No sulking allowed

As the Vikings prepare for the Packers this week, head coach Leslie Frazier made one thing clear. When it comes to what happened with the receiving corps last week in Chicago, there is no room for sulking.

So why did Jerome Simpson look so subdued in the locker room?

“I’m obviously down, because I’m used to making those plays,” he said.
Those plays would be those catches Simpson didn’t make last Sunday in the Vikings’ loss to the Bears. Simpson had three drops of Christian Ponder passes, three of the at least five dropped passes by Vikings receivers.

So, yes, Simpson was affected by a difficult day.

“We talked a little bit,” Frazier said of Simpson. “We’ve got to move on. We know he’s more than capable of making plays for us. We need him to do that this week. We don’t need nobody sulking or looking back or being down. We need everybody energized and ready to have their best game of the season.”

Since returning from suspension Simpson has dealt with leg soreness the team said was connected to a back issue. Simpson is sixth on the team with 12 receptions for 138 yards and no touchdowns. Simpson insisted again Wednesday that he is 100 percent healthy, but admitted he isn't playing up to his normal standards.

He had more drops {three} than catches {one} in Chicago.And while it clearly bothers him, Simpson said he wouldn’t let it affect him going forward.
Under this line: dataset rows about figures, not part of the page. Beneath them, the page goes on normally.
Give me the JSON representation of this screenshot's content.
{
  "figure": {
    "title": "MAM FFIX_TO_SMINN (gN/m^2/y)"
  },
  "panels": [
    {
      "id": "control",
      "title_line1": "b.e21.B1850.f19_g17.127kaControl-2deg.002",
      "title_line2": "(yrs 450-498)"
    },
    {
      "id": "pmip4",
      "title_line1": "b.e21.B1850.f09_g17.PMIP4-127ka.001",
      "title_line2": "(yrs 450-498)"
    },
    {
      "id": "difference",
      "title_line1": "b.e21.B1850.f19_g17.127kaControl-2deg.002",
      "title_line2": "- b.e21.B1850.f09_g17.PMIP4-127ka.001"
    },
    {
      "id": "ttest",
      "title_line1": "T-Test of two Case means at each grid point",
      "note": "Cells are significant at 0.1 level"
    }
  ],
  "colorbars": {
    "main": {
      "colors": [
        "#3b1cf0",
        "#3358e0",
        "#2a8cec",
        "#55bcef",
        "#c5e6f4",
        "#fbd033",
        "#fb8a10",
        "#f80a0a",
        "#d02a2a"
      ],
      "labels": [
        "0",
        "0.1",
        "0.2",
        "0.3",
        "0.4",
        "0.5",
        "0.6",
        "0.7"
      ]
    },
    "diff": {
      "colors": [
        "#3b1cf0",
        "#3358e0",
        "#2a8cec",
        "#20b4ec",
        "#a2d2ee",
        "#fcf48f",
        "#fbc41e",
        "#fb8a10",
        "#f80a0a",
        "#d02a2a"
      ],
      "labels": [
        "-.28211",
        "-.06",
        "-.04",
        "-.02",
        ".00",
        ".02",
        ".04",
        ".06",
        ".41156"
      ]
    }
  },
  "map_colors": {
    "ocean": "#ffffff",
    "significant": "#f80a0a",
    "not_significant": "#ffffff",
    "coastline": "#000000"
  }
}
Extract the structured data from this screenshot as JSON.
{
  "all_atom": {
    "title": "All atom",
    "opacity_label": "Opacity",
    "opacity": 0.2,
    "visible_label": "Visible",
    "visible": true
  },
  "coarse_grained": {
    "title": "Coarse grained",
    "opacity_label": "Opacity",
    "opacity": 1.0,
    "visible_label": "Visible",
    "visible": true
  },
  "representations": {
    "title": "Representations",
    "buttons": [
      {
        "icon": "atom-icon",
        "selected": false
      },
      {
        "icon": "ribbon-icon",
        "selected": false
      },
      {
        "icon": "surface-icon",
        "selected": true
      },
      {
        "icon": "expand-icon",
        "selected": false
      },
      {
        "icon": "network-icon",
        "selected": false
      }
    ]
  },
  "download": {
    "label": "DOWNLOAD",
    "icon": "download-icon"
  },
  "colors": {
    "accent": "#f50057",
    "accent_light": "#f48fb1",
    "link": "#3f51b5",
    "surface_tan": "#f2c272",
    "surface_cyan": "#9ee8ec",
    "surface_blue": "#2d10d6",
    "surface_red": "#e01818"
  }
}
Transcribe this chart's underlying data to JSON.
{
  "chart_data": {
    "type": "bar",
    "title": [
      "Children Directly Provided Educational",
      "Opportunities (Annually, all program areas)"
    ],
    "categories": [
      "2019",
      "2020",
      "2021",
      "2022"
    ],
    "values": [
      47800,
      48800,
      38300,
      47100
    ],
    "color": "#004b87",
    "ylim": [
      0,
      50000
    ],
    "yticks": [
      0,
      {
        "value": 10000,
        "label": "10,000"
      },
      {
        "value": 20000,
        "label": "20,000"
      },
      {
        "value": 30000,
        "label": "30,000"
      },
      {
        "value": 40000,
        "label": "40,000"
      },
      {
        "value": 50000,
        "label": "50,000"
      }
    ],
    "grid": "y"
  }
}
“It’s a part of being in this profession,” he said. “Being a great player. If you just hold on to your mistakes, that’s when you start to fall. I always find a way to bounce back. So that’s what I’m going to do, and just get better this week.”

Simpson and rookie Jarius Wright both said the receivers would spend more time working with the Jugs machine that can send a football at a high speed towards a receiver. “We haven’t been doing as much gun work as we probably should have been doing,” said Wright, who also had a drop in Chicago. “So we’re getting back to it.”

As for Simpson, he said he also needed to get back to basics when it comes to catching the ball. “I let the ball get too close to my body,” Simpson said. “I’m always used to being a hands catcher, and so the ball was getting too close to me. I have to go out and reach and grab the ball.”

And going forward? Simpson hasn’t had the season the team hoped for when it signed him during the off-season. “We’ve still got a lot of football left,” he said. “It’s just a matter of time. I have to be focused and resilient.”


The elements, again

Sunday’s game at Green Bay will be the Vikings’ last game outside in the regular season. And punter Chris Kluwe is just fine with that.

“The Chicago game, the Green Bay game, those are kind of the ones you circle on your calendar," he said. "Once they’re past it’s all good.”

In Chicago Kluwe had a wind-affected 23-yard punt in the first quarter. The Bears took advantage of good field position to drive for a field goal.

Kluwe finished the game with four punts for 162 yards, a 40.5-yard average with a 39-yard net. Still, he was compelled to defend his 23-yard effort, taking to Twitter to do so.

“I approached that punt the same way I approached the first punt {which went 53 yards), the third punt {42} and the fourth punt {44}," he said Wednesday. 

The problem was the wind. The Vikings were planning a kick to the right anyway because the wind was moving in that direction. But as the play unfolded, Kluwe said, there was a gust as he dropped the ball. “It was either go {more to the} right or miss it entirely,” he said. “I didn’t really want look like Sean Landeta.”

That was a historical reference to  Landeta who, playing for the Giants in a playoff game in Chicago after the 1985 season, whiffed on a punt near his own end zone due to a gust of wind. The Bears recovered it and scored.

Kluwe said Lambeau Field is a much better venue, wind-wise, than Soldier Field. “The thing with Soldier is most of the time it’s an inconsistent wind,” Kluwe said. “In Green Bay, generally, if it is windy it will be a fairly consistent wind, so you can plan on what to do.”


Feeling good

Both safety Harrison Smith and tight end Kyle Rudolph have been cleared after sustaining concussions in Chicago, though Rudolph is still dealing with a shoulder issue. But Smith said he actually felt good enough to return to the Chicago game but was held out for precautionary reasons.

Smith got up after making a tackle early in the third quarter and clearly appeared to be having balance problems. He was taken into the locker room where, he said, he passed preliminary tests. “Once I got into the locker room I felt pretty normal,” Smith said. “Even the tests we did there, I passed. And I felt normal after the game. They just had to take the necessary precautions.”

Smith said he sustained one concussion while in college at Notre Dame. It came during the 2008 season, Harrison’s freshman year.



--Cornerback Chris Cook said the rehab of the broken arm he sustained in the Vikings’ game with Tampa Bay Oct. 25. He said he still expects to be ready to return when he become eligible to be taken off injured reserve Dec. 23, the day the Vikings play at Houston.